Forth: A Sojourn Into Stack Comments
This is the first in a series of Forth articles that I’m planning to write (as/when I have the time and inclination) on Forth programming.
This first article isn’t that interesting as it’s only talking about comments – however, comments, and stack comments/stack signatures in particular are essential to writing clear Forth code, so it’s worth learning the best practices up front.
So… stack comments in Forth. They are essential to making your code more understandable for others, and making it easier to re-use code later on. Here’s what a stack comment looks like for a word (Forth parlance for a function or subroutine) that multiplies a value on the top of the stack by 2:
( n – n*2 )
The opening bracket/parenthesis “starts” the comment (the equivalent of REM). Again a space is required after the bracket. Next we see “n”. This is simply a symbolic representation of a number. Note that it is on the left hand side of that – symbol. That symbol separates inputs from outputs. The stuff on the left side are the inputs and the outputs are on the right side.
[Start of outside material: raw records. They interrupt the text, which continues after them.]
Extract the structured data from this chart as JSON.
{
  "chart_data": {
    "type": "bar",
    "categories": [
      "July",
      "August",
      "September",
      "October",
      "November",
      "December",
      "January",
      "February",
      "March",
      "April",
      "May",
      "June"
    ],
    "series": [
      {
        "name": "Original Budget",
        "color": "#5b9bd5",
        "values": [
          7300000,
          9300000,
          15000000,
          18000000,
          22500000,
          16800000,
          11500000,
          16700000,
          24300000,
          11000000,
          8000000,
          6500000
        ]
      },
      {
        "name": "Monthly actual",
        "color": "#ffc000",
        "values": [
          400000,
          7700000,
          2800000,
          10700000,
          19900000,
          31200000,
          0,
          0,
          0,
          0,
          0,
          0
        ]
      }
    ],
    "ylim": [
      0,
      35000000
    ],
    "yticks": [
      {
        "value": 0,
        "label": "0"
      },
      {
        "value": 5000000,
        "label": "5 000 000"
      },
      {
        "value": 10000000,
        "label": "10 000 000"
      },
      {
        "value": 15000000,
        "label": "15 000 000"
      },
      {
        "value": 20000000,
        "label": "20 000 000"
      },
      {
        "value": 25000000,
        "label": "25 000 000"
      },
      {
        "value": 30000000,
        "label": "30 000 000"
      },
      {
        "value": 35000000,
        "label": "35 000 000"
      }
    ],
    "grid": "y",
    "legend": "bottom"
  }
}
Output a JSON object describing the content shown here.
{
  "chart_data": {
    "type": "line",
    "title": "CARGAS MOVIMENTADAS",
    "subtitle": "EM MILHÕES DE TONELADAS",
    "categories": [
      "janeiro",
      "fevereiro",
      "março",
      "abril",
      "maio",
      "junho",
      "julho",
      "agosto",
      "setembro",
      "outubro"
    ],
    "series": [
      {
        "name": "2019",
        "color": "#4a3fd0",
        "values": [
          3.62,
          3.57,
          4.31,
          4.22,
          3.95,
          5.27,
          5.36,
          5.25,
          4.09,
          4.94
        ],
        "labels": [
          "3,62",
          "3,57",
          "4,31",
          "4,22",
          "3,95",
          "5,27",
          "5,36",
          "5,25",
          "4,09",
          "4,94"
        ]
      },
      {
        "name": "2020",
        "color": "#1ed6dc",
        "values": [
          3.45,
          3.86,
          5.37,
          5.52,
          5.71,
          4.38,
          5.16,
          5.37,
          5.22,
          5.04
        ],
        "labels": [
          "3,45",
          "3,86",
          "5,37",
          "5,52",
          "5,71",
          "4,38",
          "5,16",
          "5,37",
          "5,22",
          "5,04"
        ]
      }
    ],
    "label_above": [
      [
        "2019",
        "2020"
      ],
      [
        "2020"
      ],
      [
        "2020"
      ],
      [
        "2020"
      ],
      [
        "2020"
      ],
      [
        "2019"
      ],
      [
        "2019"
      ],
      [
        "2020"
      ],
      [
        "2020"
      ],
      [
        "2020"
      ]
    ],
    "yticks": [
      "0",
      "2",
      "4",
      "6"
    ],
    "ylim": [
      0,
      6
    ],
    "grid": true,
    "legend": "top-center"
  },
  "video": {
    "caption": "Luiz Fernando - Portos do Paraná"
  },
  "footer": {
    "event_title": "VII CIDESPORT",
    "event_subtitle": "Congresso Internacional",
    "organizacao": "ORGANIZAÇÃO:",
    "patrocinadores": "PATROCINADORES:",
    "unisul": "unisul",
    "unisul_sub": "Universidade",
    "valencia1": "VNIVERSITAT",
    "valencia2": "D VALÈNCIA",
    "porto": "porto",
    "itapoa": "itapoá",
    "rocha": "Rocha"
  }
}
So, this comment tells us that this word expects one number on the stack, and its output will be the same number multiplied by two. How simple is that?
Here’s a stack signature for a multiply word:
( a b – product )
Here, this word takes two inputs from the stack. A and B. Note that B is on the top of the stack (the rightmost value is always the top of the stack) and A is “underneath it” on the stack. So, that’s the “inputs” dealt with. We can see that it produces one output called “product”. Note, that a and b are missing on the output side. This is crucial. It means that the word CONSUMES the A and B inputs (removed them from the stack) when it executes.
Here’s the stack signature for SWAP:
( a b – b a )
So, before execution, two values should be on the stack, b (at the top) and a underneath it, and after execution, a will be on the top (it’s the furthest to the right) and b will be underneath it).
Here’s DUP, which duplicates the topmost stack item:
( n – n n )
You can probably follow that one easily enough.
Here’s the stack signature for a division word:
( quotient divisor – dividend remainder )
So, this word expects two numbers on the stack. The quotient, and divisor (which is at the top). After execution, the quotient and divisor have consumed, and the dividend and remainder will be pushed to the stack.
Note the closing parenthesis which closes the comment. Anything after this will be seen as code that your Forth system should interpret in some way.
Okay, that’s a brief tour of stack comments. As mentioned, they are not essential, but they do make life easier when you come back to your code months later (or look at somebody else’s code).